Looking at the dataframe `tarantino_swears`, the next question we have to ask is 'How many fucks _exactly_ does Tarantino give in each of his movies?' First, however, it is necessary to filter for only usages of the word 'fuck' and its variations.
```{r fbomb}
tarantino_fuck <- tarantino_swears %>% filter(swear_category == "fuck")
```
At this point, we are able to create a preliminary graph, which details the amount of all fucks given throughout each movie.The following information displays what this amount is, spread out over the time of the movie. We chose to divide the amount of swearing over the course of the movie in this manner because it allows us to examine what parts of each movie include the most swearing.
```{r given, fig.height=8}
ggplot(data = tarantino_fuck, mapping = aes(x = minutes_in)) +
geom_histogram(binwidth = 10, color = "white", fill = "springgreen2") + facet_wrap(~movie) +
theme_fivethirtyeight() +
labs(x = "Minutes In", y = "Fucks Given", title = "Fucks Tarantino Gives Per Movie") +
theme(axis.text.x = element_text(angle = 45, hjust = 1))
```
This can be further broken down to show what _types_ of fucks Tarantino gives.
```{r type_given, fig.height=8}
ggplot(data = tarantino_fuck, mapping = aes(x = minutes_in, fill = word)) +
geom_histogram(binwidth = 10, color = "white") + facet_wrap(~movie) +
theme_fivethirtyeight() +
labs(x = "Minutes In", y = "Fucks Given", title = "Fucks Tarantino Gives Per Movie (by Type)") +
theme(axis.text.x = element_text(angle = 45, hjust = 1))
```
From this information, it is possible to see that in terms of fucks given:
* Tarantino most often uses the variations 'fuck' and 'fucking'
* _Kill Bill: Vol. 1_ had relatively few uses of the word 'fuck' and its variations
* _Reservoir Dogs_ sees a spike in 'fuck'-related swearing at about midway through the movie
The spike in 'fuck'-related swearing about halfway through _Reservoir Dogs_ coincides with rising action of the plot nearing what would be the climax, and as such is an understandable increases. _Pulp Fiction_ also follows this, with the 'fuck'-related swearing more heavily weighted toward the end of the movie, around the time where the plot's climax would be taking place. Overall, the above plots show that 'fuck' has a number of variations which are used with varying frequency.
## Conclusions
With the above data analyzed, we can see that Quentin Tarantino has used a large number of swear words throughout his career, arguably to great effect in some cases. Although the general trend seems to be a decline in the amount of swearing present in his movies over time, his 2012 movie _Django Unchained_ broke free of that trend and also used a staggeringly large number of racially derogatory swear words. Other than this statistical outlier, it's easy to notice that the word 'fuck' and its different variations is by far the most commonly used category of swear words in most of Tarantino's movies. A very versatile word, 'fuck' can be used in a variety of ways, and it would not be much of a stretch, based on this data, to say that Tarantino has capitalized on its different uses throughout his career.

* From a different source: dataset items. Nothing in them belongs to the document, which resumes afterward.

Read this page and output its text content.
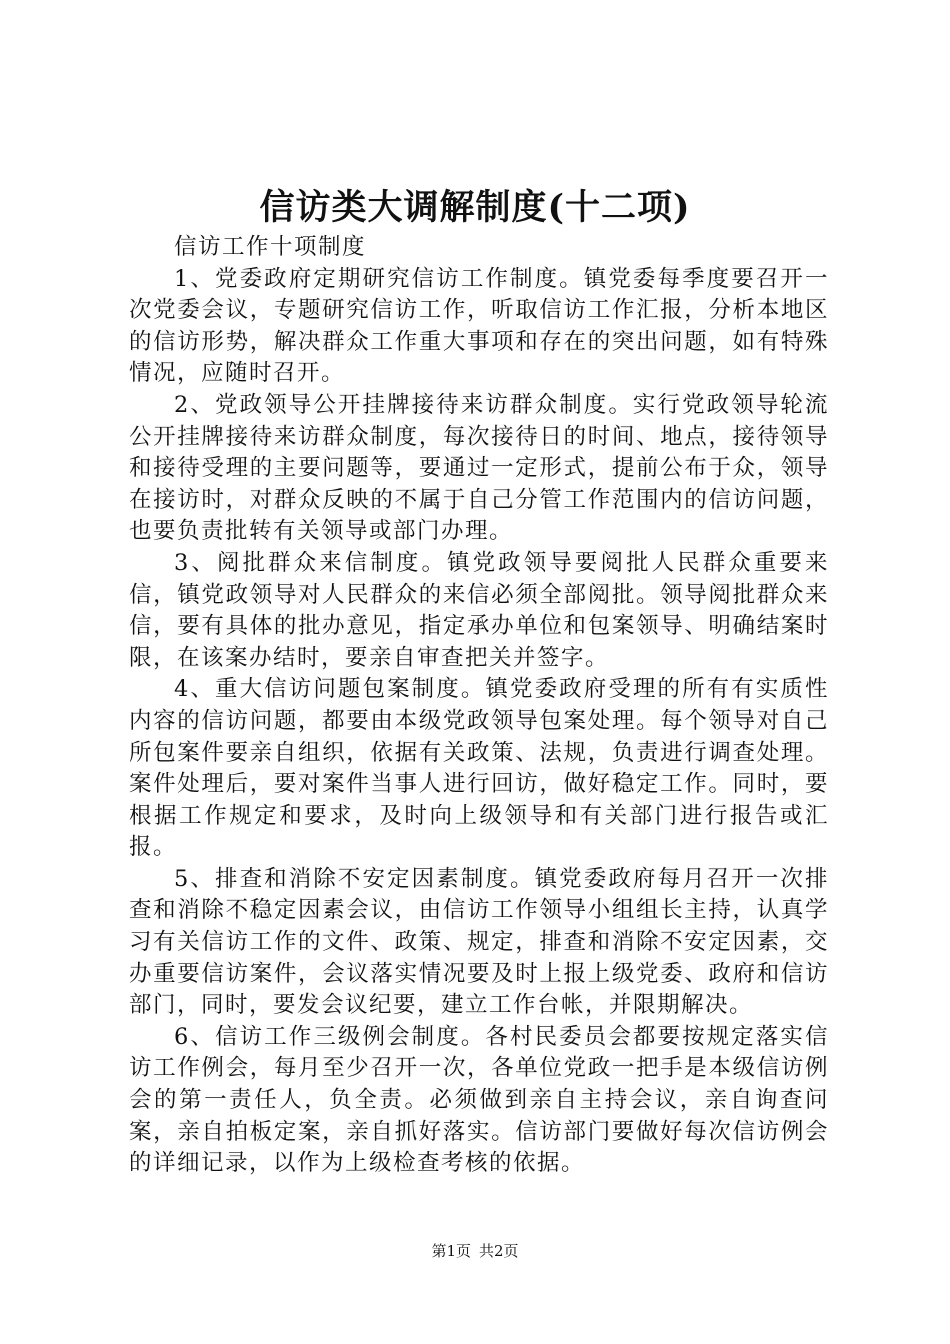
信访类大调解制度(十二项)

信访工作十项制度

1、党委政府定期研究信访工作制度。镇党委每季度要召开一次党委会议，专题研究信访工作，听取信访工作汇报，分析本地区的信访形势，解决群众工作重大事项和存在的突出问题，如有特殊情况，应随时召开。

2、党政领导公开挂牌接待来访群众制度。实行党政领导轮流公开挂牌接待来访群众制度，每次接待日的时间、地点，接待领导和接待受理的主要问题等，要通过一定形式，提前公布于众，领导在接访时，对群众反映的不属于自己分管工作范围内的信访问题，也要负责批转有关领导或部门办理。

3、阅批群众来信制度。镇党政领导要阅批人民群众重要来信，镇党政领导对人民群众的来信必须全部阅批。领导阅批群众来信，要有具体的批办意见，指定承办单位和包案领导、明确结案时限，在该案办结时，要亲自审查把关并签字。

4、重大信访问题包案制度。镇党委政府受理的所有有实质性内容的信访问题，都要由本级党政领导包案处理。每个领导对自己所包案件要亲自组织，依据有关政策、法规，负责进行调查处理。案件处理后，要对案件当事人进行回访，做好稳定工作。同时，要根据工作规定和要求，及时向上级领导和有关部门进行报告或汇报。

5、排查和消除不安定因素制度。镇党委政府每月召开一次排查和消除不稳定因素会议，由信访工作领导小组组长主持，认真学习有关信访工作的文件、政策、规定，排查和消除不安定因素，交办重要信访案件，会议落实情况要及时上报上级党委、政府和信访部门，同时，要发会议纪要，建立工作台帐，并限期解决。

6、信访工作三级例会制度。各村民委员会都要按规定落实信访工作例会，每月至少召开一次，各单位党政一把手是本级信访例会的第一责任人，负全责。必须做到亲自主持会议，亲自询查问案，亲自拍板定案，亲自抓好落实。信访部门要做好每次信访例会的详细记录，以作为上级检查考核的依据。

第1页 共2页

Sociologically, it is interesting to analyze the different patterns of swear word usage over time, particularly with the gender and racially derogatory categories of swear words. For the most part, Tarantino does not use many gender derogatory swear words for all of his movies apart from _Kill Bill: Vol. 1_ and _Kill Bill: Vol. 2_, gender derogatory swear words amounted to less than ten percent of the total swear words used for each movie. The two outliers, however, showed gender derogatory terms being used nearly twenty and sixteen percent of the time, respectively. Even racially derogatory swear words accounted for about ten percent or less of the swear words used in Tarantino's movies, apart from _Django Unchained_. Furthermore, viewing the word 'fuck' and its variations as a very versatile method of swearing is interesting to consider, though it's worth noting that even that amount has declined over the course of Tarantino's career.
At the end of the day, it can be said with a fair amount of confidence that Tarantino did, indeed, give quite a few fucks.